Design/methodology/approach
Although AI applications in mobility are growing, academic research on the subject has yet to catch up. Therefore, we follow a systematic review and analysis of practitioner literature. We conducted a comprehensive search for relevant documents through Advanced Google and OECD databases and identified 173 sources. We selected 40 sources published between 2015 and 2022 and analysed the corpus of evidence through abductive qualitative analysis technique.
Findings
The analysis reveals that mobility organisations are implementing various AI technologies and systems such as cameras, sensors, IoT, computer vision, natural language processing, robotic process automation, machine learning, deep learning and neural networks.

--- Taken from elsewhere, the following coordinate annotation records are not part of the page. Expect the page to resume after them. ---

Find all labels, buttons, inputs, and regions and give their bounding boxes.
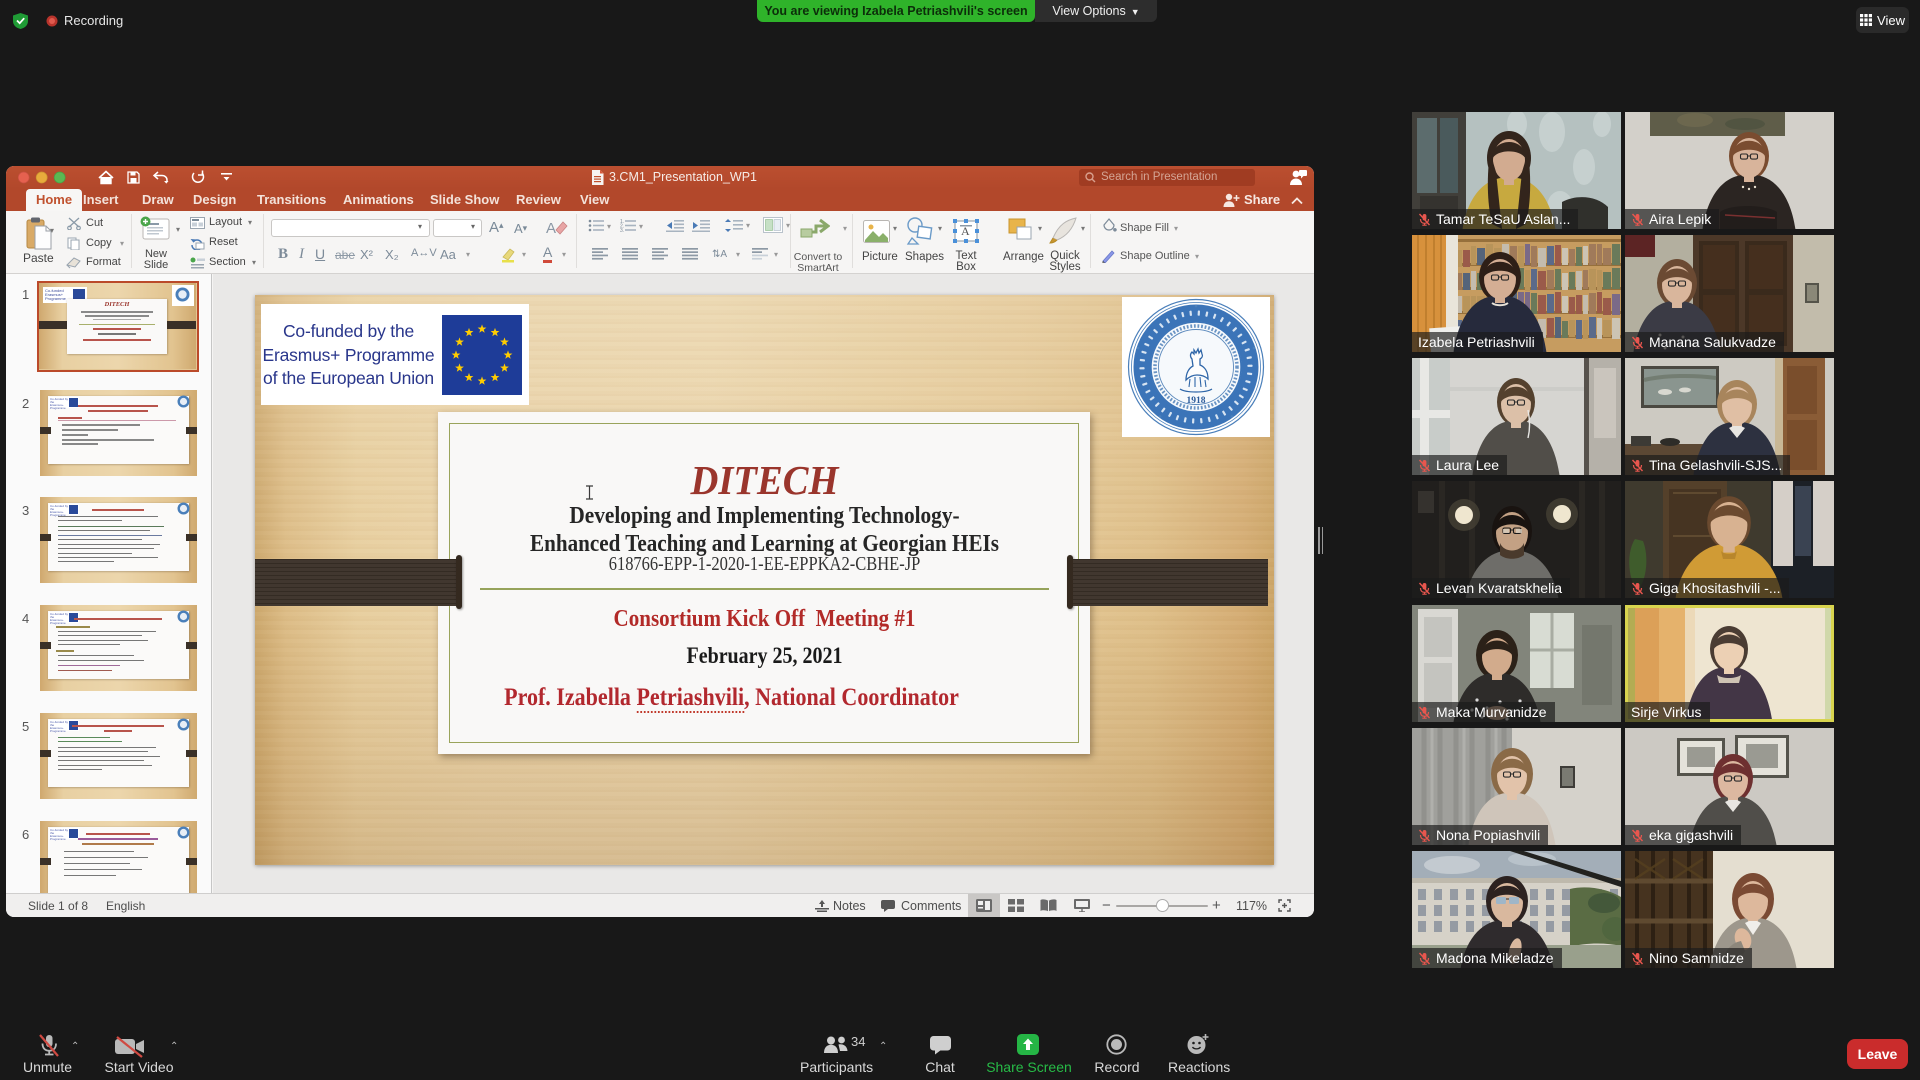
svg-text:3.: 3. bbox=[620, 228, 624, 232]
svg-text:1918: 1918 bbox=[1187, 396, 1206, 406]
svg-text:A: A bbox=[546, 220, 556, 237]
svg-text:⇅A: ⇅A bbox=[712, 249, 727, 260]
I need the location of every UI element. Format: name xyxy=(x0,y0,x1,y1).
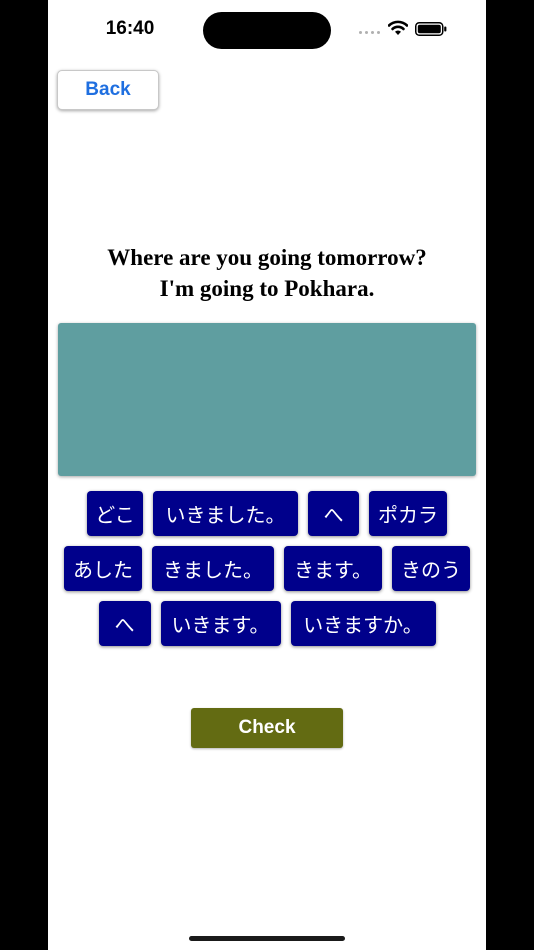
battery-icon xyxy=(415,22,447,36)
word-tile-ikimasuka[interactable]: いきますか。 xyxy=(290,601,436,646)
word-tile-kinou[interactable]: きのう xyxy=(392,546,470,591)
word-row-2: あした きました。 きます。 きのう xyxy=(48,546,486,591)
word-row-1: どこ いきました。 へ ポカラ xyxy=(48,491,486,536)
word-tile-he-2[interactable]: へ xyxy=(98,601,151,646)
wifi-icon xyxy=(388,20,408,35)
word-tile-kimashita[interactable]: きました。 xyxy=(152,546,274,591)
home-indicator[interactable] xyxy=(189,936,345,941)
word-tile-ikimasu[interactable]: いきます。 xyxy=(160,601,281,646)
prompt-line-answer: I'm going to Pokhara. xyxy=(159,276,375,301)
app-screen: 16:40 Back Where are you going tomorrow?… xyxy=(48,0,486,950)
word-row-3: へ いきます。 いきますか。 xyxy=(48,601,486,646)
status-time: 16:40 xyxy=(105,18,155,39)
word-tile-kimasu[interactable]: きます。 xyxy=(284,546,382,591)
prompt-line-question: Where are you going tomorrow? xyxy=(107,245,427,270)
word-tile-doko[interactable]: どこ xyxy=(87,491,143,536)
dynamic-island xyxy=(203,12,331,49)
word-bank: どこ いきました。 へ ポカラ あした きました。 きます。 きのう へ いきま… xyxy=(48,491,486,656)
word-tile-he[interactable]: へ xyxy=(308,491,359,536)
answer-drop-area[interactable] xyxy=(58,323,476,476)
check-button[interactable]: Check xyxy=(191,708,343,748)
prompt-text: Where are you going tomorrow? I'm going … xyxy=(48,242,486,304)
word-tile-pokhara[interactable]: ポカラ xyxy=(369,491,447,536)
cellular-signal-icon xyxy=(359,31,381,35)
word-tile-ikimashita[interactable]: いきました。 xyxy=(153,491,298,536)
word-tile-ashita[interactable]: あした xyxy=(64,546,142,591)
back-button[interactable]: Back xyxy=(57,70,159,110)
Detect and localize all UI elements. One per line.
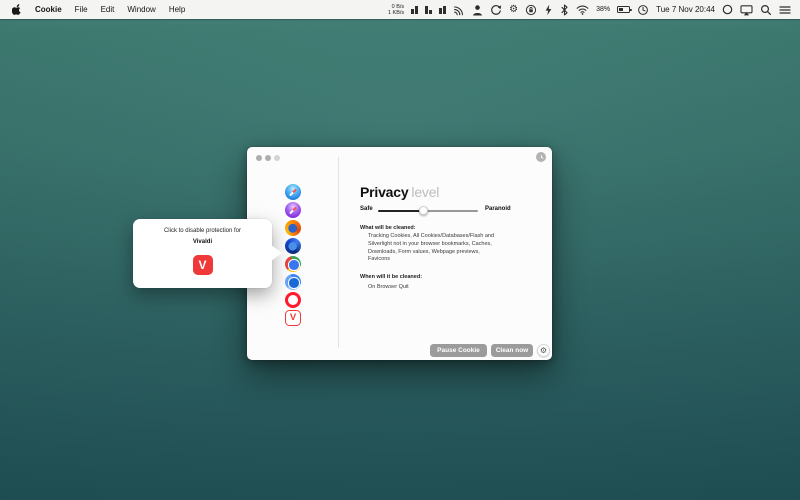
- tooltip-text: Click to disable protection for: [133, 228, 272, 234]
- time-machine-icon[interactable]: [637, 4, 649, 16]
- sidebar-browser-chromium-icon[interactable]: [285, 274, 301, 290]
- memory-graph-icon[interactable]: [425, 5, 432, 14]
- disk-graph-icon[interactable]: [439, 5, 446, 14]
- battery-percentage[interactable]: 38%: [596, 6, 610, 13]
- lock-icon[interactable]: [525, 4, 537, 16]
- window-controls: [256, 155, 280, 161]
- sidebar-browser-firefox-icon[interactable]: [285, 220, 301, 236]
- sidebar-browser-chrome-icon[interactable]: [285, 256, 301, 272]
- slider-label-safe: Safe: [360, 206, 373, 212]
- bolt-icon[interactable]: [544, 4, 553, 16]
- apple-icon: [12, 3, 22, 15]
- when-cleaned-value: On Browser Quit: [368, 284, 409, 292]
- settings-gear-button[interactable]: ⚙: [537, 344, 550, 357]
- menu-bar: Cookie File Edit Window Help 0 B/s 1 KB/…: [0, 0, 800, 19]
- window-close-button[interactable]: [256, 155, 262, 161]
- page-title: Privacylevel: [360, 185, 439, 200]
- user-icon[interactable]: [472, 4, 483, 16]
- what-cleaned-heading: What will be cleaned:: [360, 225, 416, 231]
- airplay-display-icon[interactable]: [740, 4, 753, 16]
- ring-icon[interactable]: [722, 4, 733, 15]
- net-down-label: 1 KB/s: [388, 10, 404, 16]
- sidebar-divider: [338, 157, 339, 348]
- search-icon[interactable]: [760, 4, 772, 16]
- menu-edit[interactable]: Edit: [101, 5, 115, 14]
- battery-icon[interactable]: [617, 6, 630, 13]
- pause-cookie-button[interactable]: Pause Cookie: [430, 344, 487, 357]
- menu-file[interactable]: File: [75, 5, 88, 14]
- compass-needle-icon: [289, 206, 297, 214]
- network-throughput[interactable]: 0 B/s 1 KB/s: [388, 4, 404, 16]
- menu-window[interactable]: Window: [127, 5, 155, 14]
- signal-fan-icon[interactable]: [453, 4, 465, 16]
- wifi-icon[interactable]: [576, 4, 589, 15]
- when-cleaned-heading: When will it be cleaned:: [360, 274, 422, 280]
- privacy-slider-thumb[interactable]: [419, 206, 428, 215]
- slider-track-left[interactable]: [378, 210, 424, 212]
- window-minimize-button[interactable]: [265, 155, 271, 161]
- menu-help[interactable]: Help: [169, 5, 185, 14]
- vivaldi-icon: [193, 255, 213, 275]
- menu-bar-clock[interactable]: Tue 7 Nov 20:44: [656, 5, 715, 14]
- slider-label-paranoid: Paranoid: [485, 206, 511, 212]
- cookie-app-window: Privacylevel Safe Paranoid What will be …: [247, 147, 552, 360]
- compass-needle-icon: [289, 188, 297, 196]
- timer-button[interactable]: [536, 152, 546, 162]
- title-level: level: [411, 184, 439, 200]
- protection-tooltip: Click to disable protection for Vivaldi: [133, 219, 272, 288]
- bluetooth-icon[interactable]: [560, 4, 569, 16]
- sidebar-browser-safari-tech-preview-icon[interactable]: [285, 202, 301, 218]
- apple-menu[interactable]: [12, 3, 22, 17]
- gear-icon[interactable]: ⚙: [509, 5, 518, 15]
- window-zoom-button[interactable]: [274, 155, 280, 161]
- tooltip-browser-name: Vivaldi: [133, 239, 272, 245]
- clock-hands-icon: [538, 154, 545, 161]
- list-icon[interactable]: [779, 4, 791, 16]
- title-privacy: Privacy: [360, 184, 408, 200]
- desktop: Cookie File Edit Window Help 0 B/s 1 KB/…: [0, 0, 800, 500]
- clean-now-button[interactable]: Clean now: [491, 344, 533, 357]
- sidebar-browser-safari-icon[interactable]: [285, 184, 301, 200]
- sync-icon[interactable]: [490, 4, 502, 16]
- what-cleaned-body: Tracking Cookies, All Cookies/Databases/…: [368, 233, 494, 264]
- sidebar-browser-firefox-nightly-icon[interactable]: [285, 238, 301, 254]
- sidebar-browser-opera-icon[interactable]: [285, 292, 301, 308]
- menu-app-cookie[interactable]: Cookie: [35, 5, 62, 14]
- cpu-graph-icon[interactable]: [411, 5, 418, 14]
- sidebar-browser-vivaldi-icon[interactable]: [285, 310, 301, 326]
- slider-track-right[interactable]: [424, 210, 478, 212]
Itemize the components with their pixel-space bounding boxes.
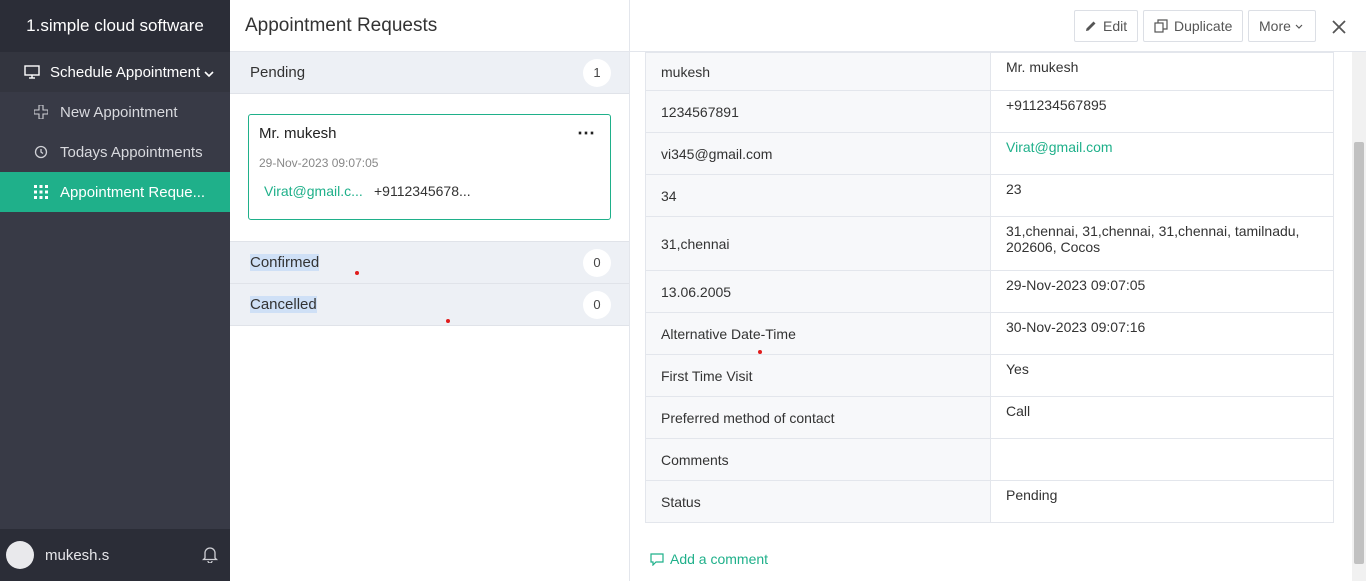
card-phone: +9112345678... bbox=[374, 183, 471, 199]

These technologies offer material properties for sensing mobility objects and events, comprehending mobility data, automating mobility activities and learning from mobility data. By exploiting these material properties, mobility organisations are integrating urban mobility management, personalising and automating urban mobility, enabling the smartification of infrastructure and asset management, developing better urban transport planning and management, and enabling automatic driving.
Originality/value
The study contributes a mid-range theory of the affordances of AI for mobility (AI4M) at the infrastructure, operation and service levels. This contribution extends the existing understanding of AI and offers an interconnected perspective of AI affordances for further research. For practitioners, the study provides insights on how to explore AI in alignment with organisational goals to collectively transform urban mobility to be affordable, efficient and sustainable.